The last 24 concessions the U.S. giant bought with its partners may hold 41 billion bbl, based on preliminary studies, according to Eliane Petersohn, a superintendent at Brazil’s National Petroleum Agency, or ANP. While the existence of the oil still needs to be confirmed, along with whether its extraction will be cost-effective, it’s a huge figure -- almost double Exxon’s current reserves.
“When you do the cumulative effect of all of those multibillion-bbl targets, then you come up with quite a material resource out there that has the capability to produce at very large volumes,” Stephen Greenlee, Exxon’s president of exploration, said in an interview in Houston on Wednesday.
The world’s largest publicly traded oil producer is betting Brazil will be at least part of the solution to its long-term challenges. Exxon’s stock has underperformed other major’s over the past five years due poor returns on historic investments, and production has declined year over year in eight of the past nine quarters.
"Brazil is the world’s leading exploration play with ‘yet-to-find’ potential," said Tom Ellacott, a Madrid-based analyst for Wood Mackenzie. "There are only so many geographies that offer you the scale and low break-even price to compete if oil prices fall and are persistently low. Brazil is one of those."
Brazilian Oil Exploratory Areas
Exxon’s meteoric rise in Brazil started in 2016 after the impeachment of then-president Dilma Rousseff. Under her left-wing government, the company held just two idle blocks in Brazil. Rousseff’s ouster ushered in policy changes, a shift that deepened after her Workers’ Party lost ground in Congress, and as the next president, Michel Temer, scrapped nationalistic laws and auctioned off exploration rights. Exxon overtook Royal Dutch Shell, Total and Equinor in exploration acreage in a matter of months during the record offering of new blocks.
The friendly environment for the major’s is expected to continue if far-right congressman Jair Bolsonaro is elected president, an outcome that looks more likely after his surprisingly strong showing in the first round of polling on Oct. 7. His selection would reduce any risks of a policy reversal, according to most observers, even though the candidate hasn’t spelled out his economic policies in detail.
Whatever the political climate, “Brazil has had a really good track record of honoring their contracts as they go forward,” Greenlee said. “Sticking with the contracts gives us the ability to invest.”

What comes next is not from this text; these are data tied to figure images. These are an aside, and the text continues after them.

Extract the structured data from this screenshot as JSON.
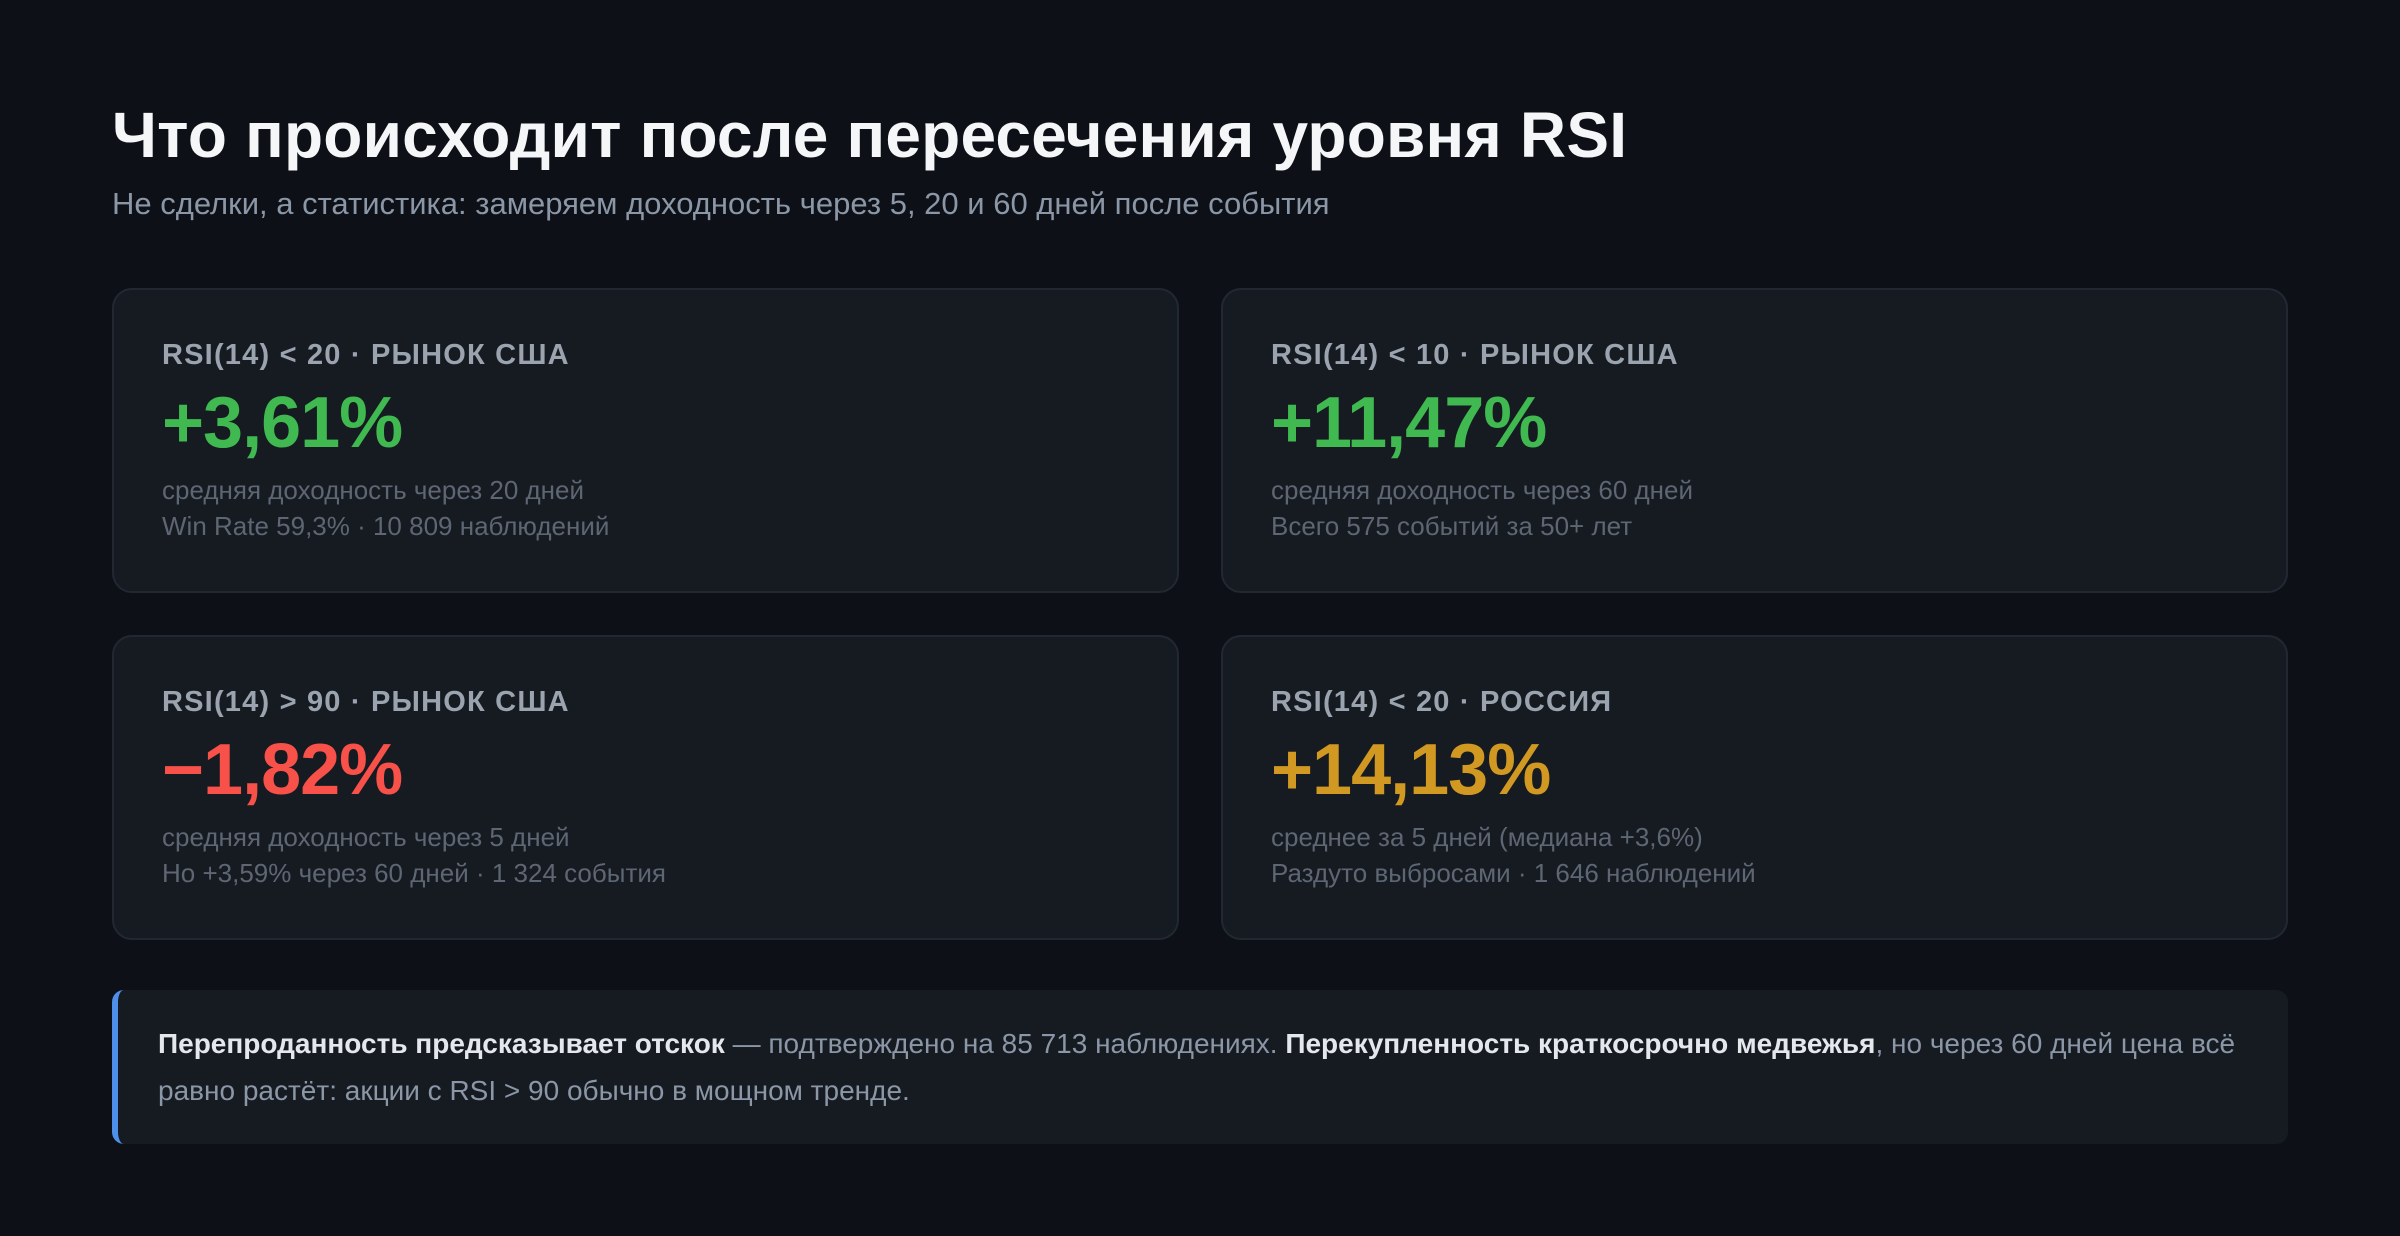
{
  "header": {
    "title": "Что происходит после пересечения уровня RSI",
    "subtitle": "Не сделки, а статистика: замеряем доходность через 5, 20 и 60 дней после события"
  },
  "cards": [
    {
      "label": "RSI(14) < 20 · РЫНОК США",
      "value": "+3,61%",
      "value_color": "#3fb950",
      "description": "средняя доходность через 20 дней",
      "note": "Win Rate 59,3% · 10 809 наблюдений"
    },
    {
      "label": "RSI(14) < 10 · РЫНОК США",
      "value": "+11,47%",
      "value_color": "#3fb950",
      "description": "средняя доходность через 60 дней",
      "note": "Всего 575 событий за 50+ лет"
    },
    {
      "label": "RSI(14) > 90 · РЫНОК США",
      "value": "−1,82%",
      "value_color": "#f85149",
      "description": "средняя доходность через 5 дней",
      "note": "Но +3,59% через 60 дней · 1 324 события"
    },
    {
      "label": "RSI(14) < 20 · РОССИЯ",
      "value": "+14,13%",
      "value_color": "#d29922",
      "description": "среднее за 5 дней (медиана +3,6%)",
      "note": "Раздуто выбросами · 1 646 наблюдений"
    }
  ],
  "callout": {
    "accent_color": "#4e8fea",
    "bold_1": "Перепроданность предсказывает отскок",
    "text_1": " — подтверждено на 85 713 наблюдениях. ",
    "bold_2": "Перекупленность краткосрочно медвежья",
    "text_2": ", но через 60 дней цена всё равно растёт: акции с RSI > 90 обычно в мощном тренде."
  }
}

The Irving, Texas-based company is betting big in particular on Brazil’s offshore, where a single block is currently producing more than all of Colombia and profitability compares to the best U.S. tight oil, according to Decio Oddone, the head of ANP.
Brazil has surpassed Mexico and Venezuela to become Latin America’s biggest producer and has been a major source of non-OPEC production growth in recent years. Daily output is currently 2.5 MMbpd, and Oddone estimates that will rise to 5.5 million by 2027.

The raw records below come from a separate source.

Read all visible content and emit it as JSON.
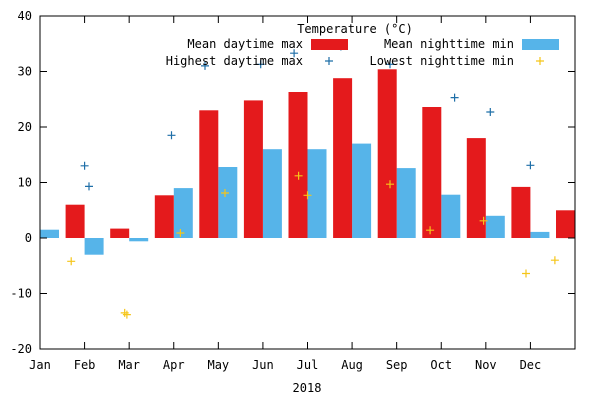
{
  "chart_data": {
    "type": "bar",
    "legend_title": "Temperature (°C)",
    "xlabel": "2018",
    "ylabel": "",
    "ylim": [
      -20,
      40
    ],
    "yticks": [
      -20,
      -10,
      0,
      10,
      20,
      30,
      40
    ],
    "xticks": [
      "Jan",
      "Feb",
      "Mar",
      "Apr",
      "May",
      "Jun",
      "Jul",
      "Aug",
      "Sep",
      "Oct",
      "Nov",
      "Dec"
    ],
    "legend_position": "top-right",
    "colors": {
      "night": "#56b4e9",
      "day": "#e41a1c",
      "max_marker": "#1f6fa8",
      "min_marker": "#f5c518",
      "axis": "#000000"
    },
    "series": [
      {
        "name": "Mean nighttime min",
        "kind": "bar",
        "color": "#56b4e9",
        "values": [
          1.5,
          -3.0,
          -0.6,
          9.0,
          12.8,
          16.0,
          16.0,
          17.0,
          12.6,
          7.8,
          4.0,
          1.1
        ]
      },
      {
        "name": "Mean daytime max",
        "kind": "bar",
        "color": "#e41a1c",
        "values": [
          6.0,
          1.7,
          7.7,
          23.0,
          24.8,
          26.3,
          28.8,
          30.4,
          23.6,
          18.0,
          9.2,
          5.0
        ]
      },
      {
        "name": "Highest daytime max",
        "kind": "marker",
        "color": "#1f6fa8",
        "points": [
          {
            "x": 1.0,
            "y": 13.0
          },
          {
            "x": 1.1,
            "y": 9.3
          },
          {
            "x": 2.95,
            "y": 18.5
          },
          {
            "x": 3.7,
            "y": 31.0
          },
          {
            "x": 4.95,
            "y": 31.3
          },
          {
            "x": 5.7,
            "y": 33.3
          },
          {
            "x": 6.75,
            "y": 34.5
          },
          {
            "x": 7.85,
            "y": 31.3
          },
          {
            "x": 9.3,
            "y": 25.3
          },
          {
            "x": 10.1,
            "y": 22.7
          },
          {
            "x": 11.0,
            "y": 13.1
          }
        ]
      },
      {
        "name": "Lowest nighttime min",
        "kind": "marker",
        "color": "#f5c518",
        "points": [
          {
            "x": 0.7,
            "y": -4.2
          },
          {
            "x": 1.9,
            "y": -13.5
          },
          {
            "x": 1.95,
            "y": -13.8
          },
          {
            "x": 3.15,
            "y": 0.9
          },
          {
            "x": 4.15,
            "y": 8.1
          },
          {
            "x": 5.8,
            "y": 11.2
          },
          {
            "x": 6.0,
            "y": 7.7
          },
          {
            "x": 7.85,
            "y": 9.7
          },
          {
            "x": 8.75,
            "y": 1.4
          },
          {
            "x": 9.95,
            "y": 3.1
          },
          {
            "x": 10.9,
            "y": -6.4
          },
          {
            "x": 11.55,
            "y": -4.0
          }
        ]
      }
    ]
  }
}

At the same time, spending constraints have prompted Petrobras to forgo its dominance in the so-called pre-salt, the oil deposits trapped under a thick layer of salt deep in the Atlantic seabed. The pre-salt has become too big for a single company to produce, Oddone said. That offers well-funded majors like Exxon an opportunity.
Before the recent investments, "pre-salt Brazil was probably the biggest gap in Exxon’s portfolio,” Ellacott said. With its mammoth resources, the South American country offers some relief for the company, albeit over the long-term. Of Exxon’s five major projects over the next decade, Brazil probably has the longest ramp-up to peak production, but it also offers the most potential, according to Ellacott.

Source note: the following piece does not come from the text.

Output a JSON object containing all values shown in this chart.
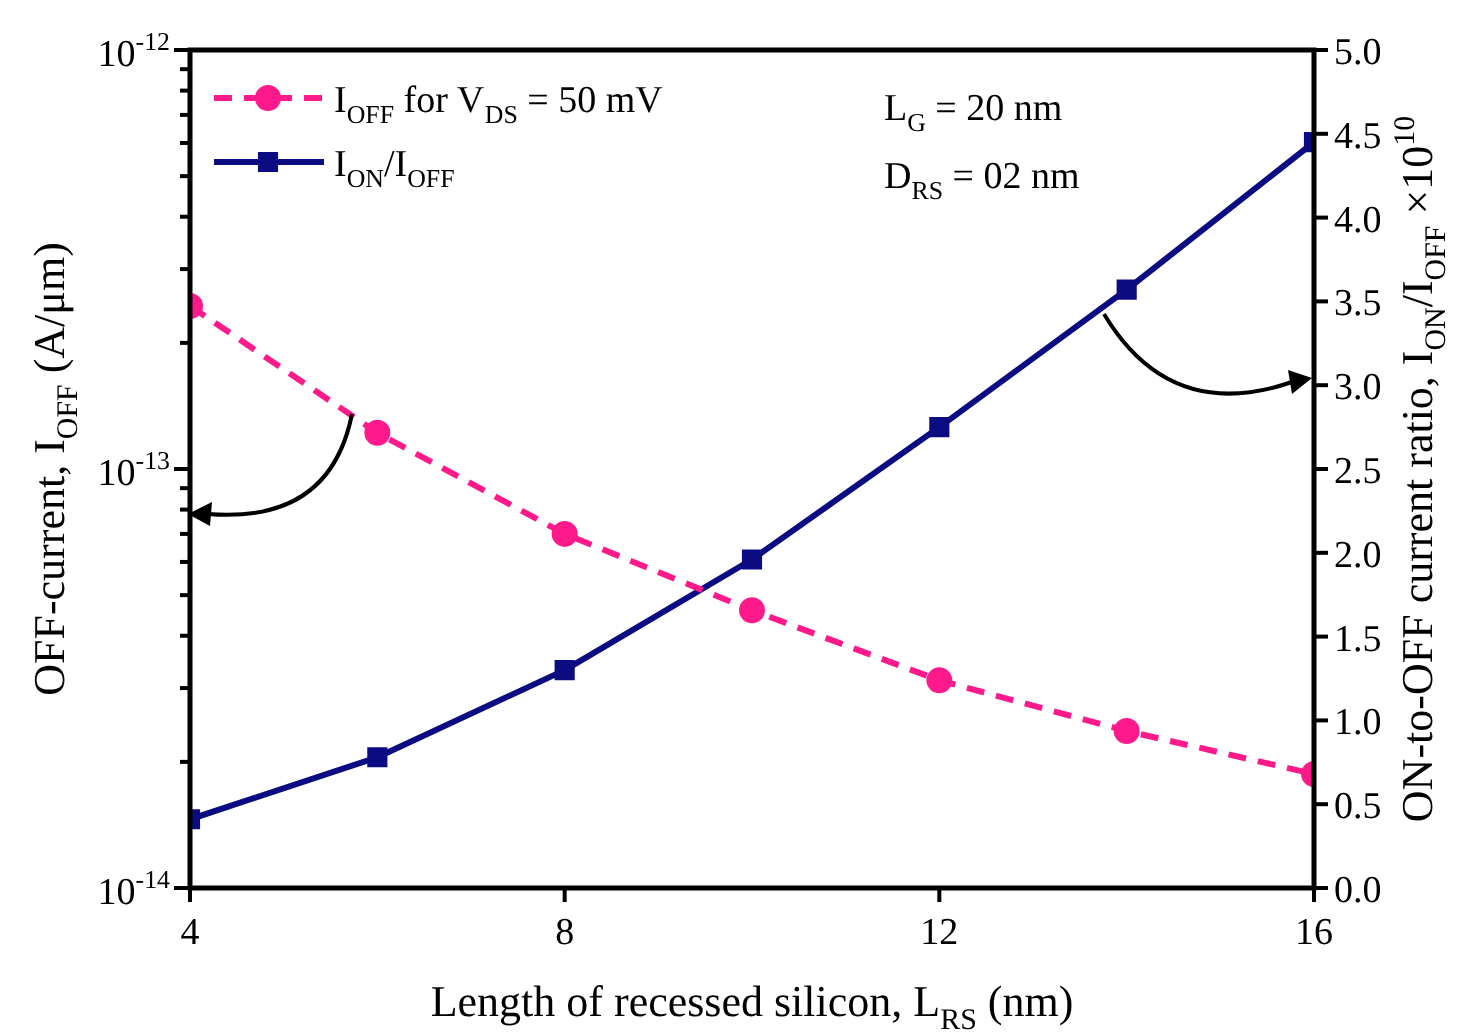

Greenlee cautioned that most of Exxon’s Brazilian area has “yet to be discovered” and exploration carries “significant risk.” Given the amount of drilling that still needs to be done, the first oil from its concessions isn’t expected until the late 2020s, he said. The first exploration wells will be drilled in blocks operated by Petrobras next year and Exxon will add some wells from 2020 once its environmental permits are approved, he said.
It should take six to eight years for oil to start flowing if economically viable deposits are discovered, according to ANP.
While the oil majors race to secure pre-salt stakes, Petrobras’s share of Brazilian oil output has been steadily falling -- it was 72% in August, versus 93% in 2010. Petrobras has sold off areas already in production to help lower its debt load.
“Brazil has the capacity and geological potential to have three or four Petrobras operating,” Petersohn said.